There was a movie out a few years back called From Dusk Till Dawn. In a tense, edgy beginning a couple of robbers screw up and find themselves on the run with a kidnapped family. It's fast-paced and gritty, and then suddenly, out of nowhere it turns into a cheesy horror film. It made me go "Wha? Huh?" All the movie's early promise wiped out in a second.
That's pretty much what happens with Omikron. The gritty, urban mystery is suddenly replaced by a lot of silly demonology that suggests the game designers are real Dungeons and Dragons geeks. To be fair, I am not a big sci-fi/fantasy fan. Stuff like Dune just annoys me. On the other hand, I like urban monster stuff like Kolchak or The X-Files. Omikron is just way too hokey for me.
But I kept playing, because it was still pretty cool.
As I mentioned, Omikron mixes in a bit of a number of game types. As a shooter it's not too bad, although it's unusually difficult to aim. As a fighting game it seems okay, but then, I don't play fighting games (I found that a certain key sequence would give me a vicious jump-kick that allowed me to win all the fights pretty easily). Like an RPG, your experience determines how successful you are in action sequences and you can make money and use it to upgrade equipment. And throughout are fairly simple puzzles.
The first real aggravation was when I got to Jaunpur, one of the several distinct sectors that make up the city. Up until then getting around had been pretty easy, but Jaunpur is one of these twisty-windy street-type cities where it's pretty difficult to find your way around. Those hovercars will only deliver you to a point kind of close to where you want to be and you're on your own from there. This proved quite aggravating.
Totally lost I turned to a walkthrough and found my way to an action sequence. And this is a good point to bring up saving your game.
In the beginning, you are told, "There's no saving and going back if you get into trouble. You are entering a real world. If you make mistakes, you'll just have to accept the consequences." I wish this were true. Imagine a game in which you must follow a narrative line from start to finish. The game could automatically save when you exit. As long as there's a way to keep you alive to the finish -- and Omikron is set up in that way, as when your host body dies you can jump to a new one -- you could play the game straight through and feel like it was a real world situation. But Omikron instead simply limits your ability to save; you can only save at certain locations in the game if you have a magic ring available. You can't save at all in an action sequence.

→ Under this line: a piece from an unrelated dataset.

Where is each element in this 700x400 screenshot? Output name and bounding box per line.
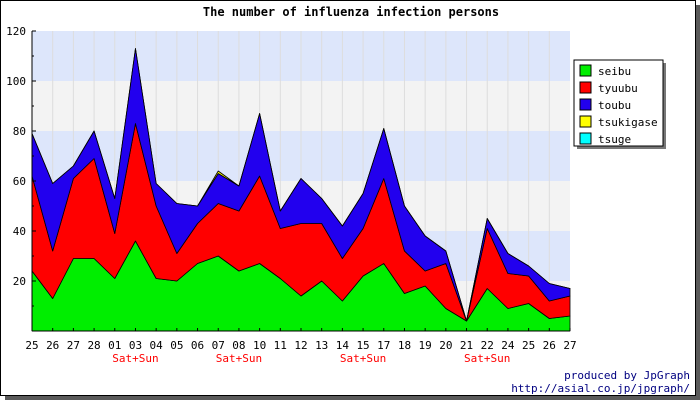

Climbing up and down the sides of buildings, jumping across roofs, being shot at and being attacked by mechanical watchdogs and having no idea where I was going I died time after time. And then I gave up.
A couple of months later when I was low on games I thought I'd try again. First I find an Omikron "trainer." A trainer is a program that allows you to cheat. With my trainer I could increase my number of magic rings and increase how much money I had. I gave myself an incredible amount of money and bought really, really expensive weapons. Then I used a walkthrough to figure out where I was supposed to go and I blasted my way through the action sequence.
It's hard playing a game you've lost faith in. Omikron seemed silly and aggravating. I found myself cheating on puzzles that probably aren't that difficult just because I wasn't taking the game seriously. So I decided to stop again. And I decided to write my review, because who knows if I'm going to ever finish the damn thing.
If you want to play the kitchen sink then this action/adventure/fighting/rpg sci-fi/fantasy game might just be for you. But for me, Omikron suggest those saddest of words, "It might have been."